O’ Periodical, thy smite us with thy very presence. Time is against me this week, thanks to production on Periodical, and while there’s plenty of content on the site I would have liked for there to have been more. So, here’s a fleeting round-up.

Theatrically it’s a strong weekend. I caught You’re Next last week, and while it didn’t impress me enough to binge on a 700 word review, it is very enjoyable. An extensive examination of the evolving reach of what-once-was-Mumblecore forms a major section of our year end Periodical actually, and on this point there’s a nice bit of crossover between You’re Next and another of this week’s big releases, Shane Carruth’s Upstream Color, in the form of actress Amy Seimetz. As with You’re Next, I caught Carruth’s film some time ago, but unlike the aforementioned movie Upstream Color is one I’d very much like to bang the drum for. In short, it’s remarkable, and a really engaging and unusual picture. Carruth fuses everything from The Conversation and Dr. Mabuse to great effect, and wholly unique results. And fret not, for further and more detailed musings will feature in the eventual Periodical #4.

Michael Bay’s Pain & Gain is also released this week. I’m yet to see it, but will do, if not only to place the fascinating discourse that is doing the rounds in to perspective. Some writers of whom I think very highly have written very persuasive arguments for the picture. I’m keen to see where I sit. Keep an eye on Twitter over the weekend for my reaction.

amy-seimetz-shane-carruth-upstream-color

It was mentioned in this week’s Monday Blu(e)s and DVD entry for Simon Killer that a larger review was in the pipeline. I had expected to take this to full article, however, such was the impressiveness of Antonio Campos picture that yes, you’ve guessed it, a larger piece is going to be in Periodical #4. I’ve also checked out the new Time Bandits Blu-ray since writing that earlier article, and can confirm that it’s a very solid disc. This doesn’t really need saying, but the film itself still holds up really well.

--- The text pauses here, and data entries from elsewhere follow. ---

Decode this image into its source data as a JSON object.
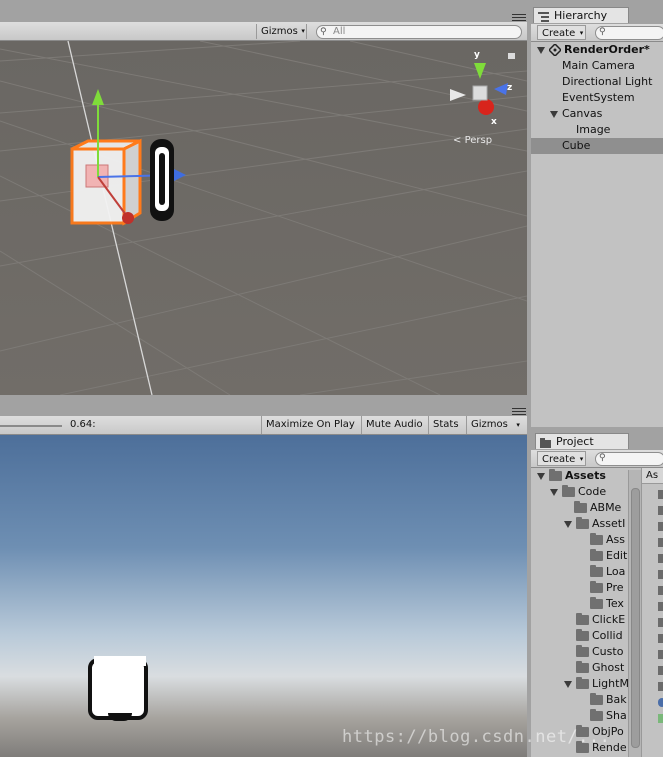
{
  "scene": {
    "gizmos_label": "Gizmos",
    "search_text": "All",
    "persp_label": "Persp",
    "axis_labels": {
      "y": "y",
      "z": "z",
      "x": "x"
    }
  },
  "game": {
    "scale_value": "0.64:",
    "buttons": [
      "Maximize On Play",
      "Mute Audio",
      "Stats",
      "Gizmos"
    ]
  },
  "hierarchy": {
    "tab_label": "Hierarchy",
    "create_label": "Create",
    "scene_name": "RenderOrder*",
    "items": [
      "Main Camera",
      "Directional Light",
      "EventSystem",
      "Canvas",
      "Image",
      "Cube"
    ],
    "selected": "Cube"
  },
  "project": {
    "tab_label": "Project",
    "create_label": "Create",
    "tree": [
      "Assets",
      "Code",
      "ABMe",
      "AssetI",
      "Ass",
      "Edit",
      "Loa",
      "Pre",
      "Tex",
      "ClickE",
      "Collid",
      "Custo",
      "Ghost",
      "LightM",
      "Bak",
      "Sha",
      "ObjPo",
      "Rende"
    ],
    "right_header": "As"
  },
  "watermark": "https://blog.csdn.net/..."
}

This current drought will soon lift: planning for our time at the London Film Festival is currently underway with press shows beginning in just over three weeks time. They coincide with the first part of the A Nos Amours Chantal Akerman retrospective. We’ll be reporting from that (Akerman plays a big part in our Autumn/Winter plans).

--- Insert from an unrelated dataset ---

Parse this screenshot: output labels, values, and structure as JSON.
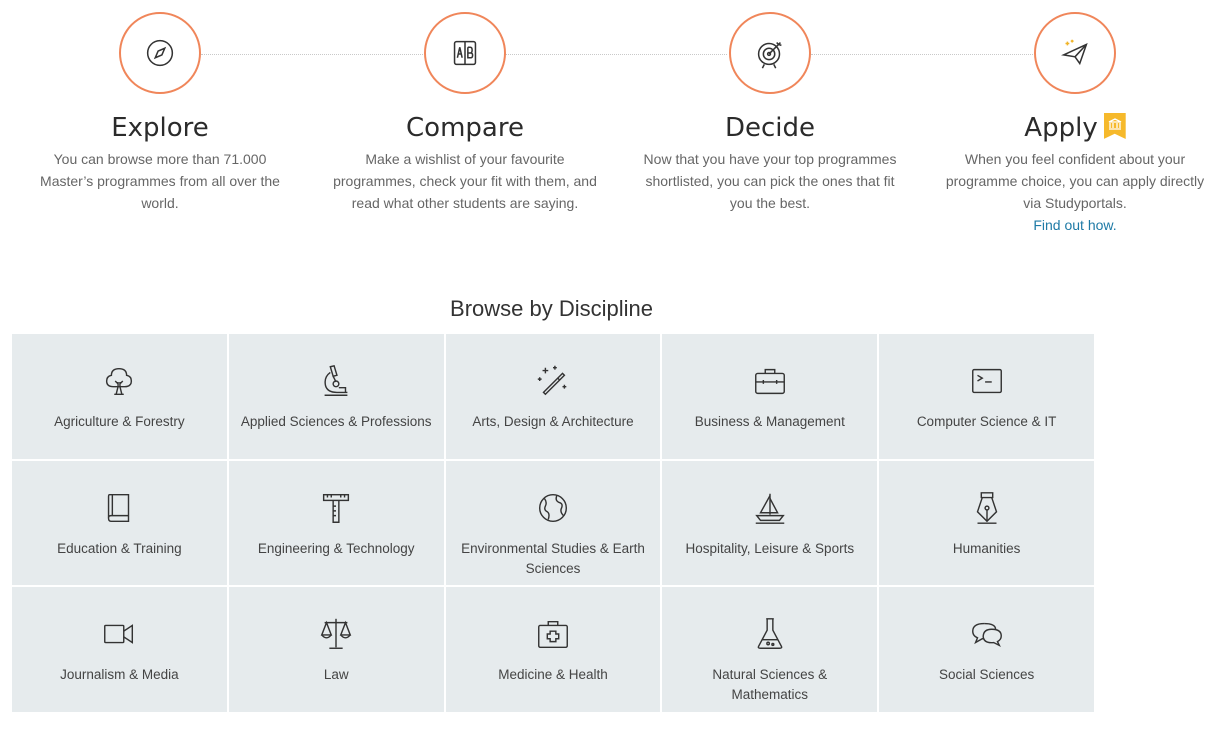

One last thing. The Cambridge Picturehouse faces a very real threat of closure, thanks to competition laws (in reference to their recent acquisition by Cineworld) I’ve written a bit for them in the past, and the organisation itself is fantastic (they’re real purveyors of 70mm), so I thought it apt to pass on this petition requesting that the situation be reconsidered. Oh, and it turns out I jumped the gun on the Philip French tribute. His final reviews are in this weekend’s Observer. I can’t wait to see what he made of Upstream Color.